一方、所得が20万円を超えると自分で確定申告をして、副収入も含めた総収入額に対して税金を納めることになります。仮に副業での所得が30万円で所得税率が10%(税率は5~45%と幅がある)、住民税率10%が適用される人なら、合計6万円の税金を納めるということになります。

副業は会社に交渉できる

イキイキと働く女性
【画像出典元】「iStock.com/metamorworks」

筆者はクライアントであるフリーランスの女性から副業に関する相談を受けたことがあります。面談時にふと「以前から憧れていた会社が地方採用の求人を出している。やりがいや収入面から多くの魅力を感じるが、今の仕事も大事にしたい」と漏らしたことから始まりました。

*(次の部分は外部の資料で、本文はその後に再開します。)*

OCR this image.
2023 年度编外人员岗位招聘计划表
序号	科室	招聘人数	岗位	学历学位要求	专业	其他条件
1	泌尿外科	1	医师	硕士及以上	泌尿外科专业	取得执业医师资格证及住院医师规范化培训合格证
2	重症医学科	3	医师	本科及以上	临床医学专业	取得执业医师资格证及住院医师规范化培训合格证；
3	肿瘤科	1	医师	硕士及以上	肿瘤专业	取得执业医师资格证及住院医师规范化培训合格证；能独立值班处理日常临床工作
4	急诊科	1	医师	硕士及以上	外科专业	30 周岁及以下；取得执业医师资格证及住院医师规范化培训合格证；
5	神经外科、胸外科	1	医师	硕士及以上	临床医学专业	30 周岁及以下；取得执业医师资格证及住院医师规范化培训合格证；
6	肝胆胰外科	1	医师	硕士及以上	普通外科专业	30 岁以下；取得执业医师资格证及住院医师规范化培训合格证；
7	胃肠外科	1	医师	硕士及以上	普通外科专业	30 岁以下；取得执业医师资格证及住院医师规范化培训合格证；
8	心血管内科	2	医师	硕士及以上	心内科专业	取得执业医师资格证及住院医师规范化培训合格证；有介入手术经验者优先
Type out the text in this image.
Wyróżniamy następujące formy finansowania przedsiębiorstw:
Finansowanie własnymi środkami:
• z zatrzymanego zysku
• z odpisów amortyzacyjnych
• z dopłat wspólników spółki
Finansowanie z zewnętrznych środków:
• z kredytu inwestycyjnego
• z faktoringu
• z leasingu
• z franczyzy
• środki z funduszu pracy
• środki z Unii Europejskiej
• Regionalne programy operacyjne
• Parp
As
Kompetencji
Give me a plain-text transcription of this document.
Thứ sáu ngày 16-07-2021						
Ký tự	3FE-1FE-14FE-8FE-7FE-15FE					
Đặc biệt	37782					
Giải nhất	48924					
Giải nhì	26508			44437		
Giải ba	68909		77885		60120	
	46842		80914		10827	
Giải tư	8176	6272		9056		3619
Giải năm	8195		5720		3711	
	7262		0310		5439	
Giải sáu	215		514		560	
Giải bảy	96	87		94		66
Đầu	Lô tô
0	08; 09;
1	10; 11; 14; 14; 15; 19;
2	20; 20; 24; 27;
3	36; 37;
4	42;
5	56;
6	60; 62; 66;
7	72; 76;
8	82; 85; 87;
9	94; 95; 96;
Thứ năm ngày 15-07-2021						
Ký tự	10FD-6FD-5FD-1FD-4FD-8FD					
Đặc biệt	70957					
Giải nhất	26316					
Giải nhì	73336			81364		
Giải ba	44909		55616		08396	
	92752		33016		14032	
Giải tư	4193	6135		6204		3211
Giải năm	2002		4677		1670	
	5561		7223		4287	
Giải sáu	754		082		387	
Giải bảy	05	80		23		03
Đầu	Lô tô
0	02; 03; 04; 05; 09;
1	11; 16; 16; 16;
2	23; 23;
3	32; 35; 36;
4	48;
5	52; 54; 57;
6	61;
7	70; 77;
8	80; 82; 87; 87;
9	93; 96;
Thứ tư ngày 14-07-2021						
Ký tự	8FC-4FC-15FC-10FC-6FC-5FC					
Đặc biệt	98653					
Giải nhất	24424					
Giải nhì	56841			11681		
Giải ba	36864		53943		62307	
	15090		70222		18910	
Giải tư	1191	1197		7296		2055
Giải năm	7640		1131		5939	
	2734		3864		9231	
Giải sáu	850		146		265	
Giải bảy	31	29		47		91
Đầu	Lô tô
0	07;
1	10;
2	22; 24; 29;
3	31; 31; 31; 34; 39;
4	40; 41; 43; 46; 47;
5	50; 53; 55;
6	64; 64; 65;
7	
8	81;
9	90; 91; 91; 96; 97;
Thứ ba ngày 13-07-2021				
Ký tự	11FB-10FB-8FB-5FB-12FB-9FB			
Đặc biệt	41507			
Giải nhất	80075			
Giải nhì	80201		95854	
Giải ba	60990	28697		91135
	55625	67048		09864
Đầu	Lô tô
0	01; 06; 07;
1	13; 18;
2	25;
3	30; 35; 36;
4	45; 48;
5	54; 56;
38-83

「ダメでもともと、まずは問い合わせてみては?」という何気ない筆者の一言をきっかけに、求人先の企業とフリーランスの仕事を認めてもらいながら社員になることはできないかという彼女の交渉が始まりました。そもそも基本的に副業を認めていない会社だったため、最初は聞く耳を持ってもらえませんでした。しかし、その会社への想いやこれまでの実績、フリーランスとしての仕事がどんな効果をもたらすのかなどを熱心に伝えたことで重い扉が開き、特例として副業を認めてもらうことになりました。

このケースは、もともと会社員だった人が副業を模索することとは逆のパターンですが、副業を認めてもらったという点では同じことです。彼女の人生を更にキラキラとしたものに変える大きな出来事として印象に残っています。

前半で紹介した厚労省のモデル就業規則は、今でこそ副業を前向きにとらえているような内容になっていますが、以前は副業の禁止が示されているものでした。多様な働き方が認められるような時代へと変化している今、副業により収入が増えることだけではなく、社外で得られた知識やスキルによって、本業がより実り多いものになる可能性もあるでしょう。

起業を考える人であれば、リスクを伴う起業をまず副業からスタートすれば、本業で生活を支えながら徐々に事業を加速できます。副業を会社に内緒で始めることは推奨できませんが、副業は私も賛成です。この記事が副業に関する情報のひとつとして参考になれば幸いです。